I'm using a PDI transformation which consists of different steps, and one of them is a database join who gets just 1 value as input, execute the query (only 1 time) then the results are manipulated and so on. That step is enormously and painfully slow (over 40 mins).

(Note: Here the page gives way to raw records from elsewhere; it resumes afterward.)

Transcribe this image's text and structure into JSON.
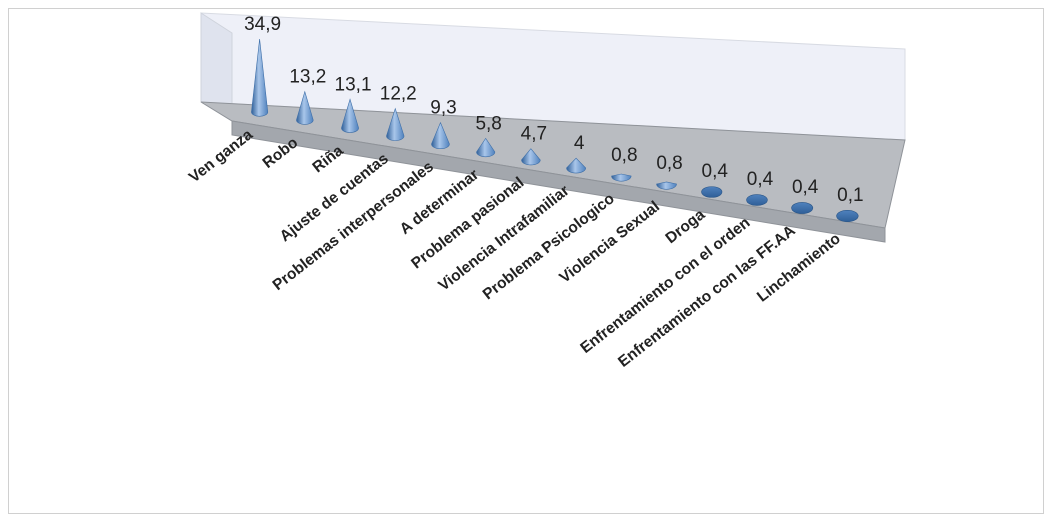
{
  "chart_data": {
    "type": "bar",
    "style": "3d-cone",
    "categories": [
      "Ven ganza",
      "Robo",
      "Riña",
      "Ajuste de cuentas",
      "Problemas interpersonales",
      "A determinar",
      "Problema pasional",
      "Violencia Intrafamiliar",
      "Problema Psicologico",
      "Violencia Sexual",
      "Droga",
      "Enfrentamiento con el orden",
      "Enfrentamiento con las FF.AA",
      "Linchamiento"
    ],
    "values": [
      34.9,
      13.2,
      13.1,
      12.2,
      9.3,
      5.8,
      4.7,
      4,
      0.8,
      0.8,
      0.4,
      0.4,
      0.4,
      0.1
    ],
    "value_labels": [
      "34,9",
      "13,2",
      "13,1",
      "12,2",
      "9,3",
      "5,8",
      "4,7",
      "4",
      "0,8",
      "0,8",
      "0,4",
      "0,4",
      "0,4",
      "0,1"
    ],
    "title": "",
    "xlabel": "",
    "ylabel": "",
    "ylim": [
      0,
      35
    ],
    "grid": false,
    "legend": "none",
    "colors": {
      "cone": "#4f81bd",
      "cone_light": "#a9c6ea",
      "cone_dark": "#2f5f98",
      "back_wall": "#eef0f8",
      "floor": "#b9bcc1",
      "floor_edge": "#8f9399"
    }
  }
}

The same query via Toad by Oracle is executed in 1-2 seconds. I tried with and without each optimization hints, nothing changes, there is a lot of performance difference between PDI and the single execution via Toad.
SELECT /*+PARALLEL(4)*/
COUNT(T.ID_VAL) AS number_of_occurences, T.name
FROM TABLE T
WHERE 1 = 1
AND T.col1 = 'S'
AND T.col2 IS NULL
AND T.name IN
(
SELECT /*+INDEX OTHER_TABLE GROUP_ID_INDEX*/ DISTINCT TAB_O.name
FROM OTHER_TABLE TAB_O
WHERE 1 = 1
AND TAB_O.GROUP_ID = ?--'10052023'--PASSED VALUE
AND TAB_O.col1 = 'M'
)
GROUP BY T.name
where T.name is the same as TAB_O.name.
The structure of my transformation is:
The parameters of the step are:
Why there is this difference?
An example of the two tables coud be:
OTHER_TABLE:
| GROUP_ID | COL1 | NAME |
|---|---|---|
| 1 | S | John |
| 1 | M | Mark |
| 2 | S | Marc |
| 2 | M | Jenny |
| 2 | S | John |
| 10052023 | S | Al |
| 10052023 | M | John |
| 10052023 | M | Jack |
TABLE:
| ID_VAL | NAME |
|---|---|
| 1 | Al |
| 2 | Al |
| 3 | John |
| 4 | Jack |
| 5 | Jack |
| 6 | Jack |
So I want as a result:
| number_of_occurences | name |
|---|---|
| 1 | John |
| 3 | Jack |
I think the problem lies with pentaho preparing queries, or computational overhead, I don't know how Pentaho executes queries.
Adding some infos about the environment, I am using a local instance of a Pentaho on a VM, which connects to the repository hosted on another server.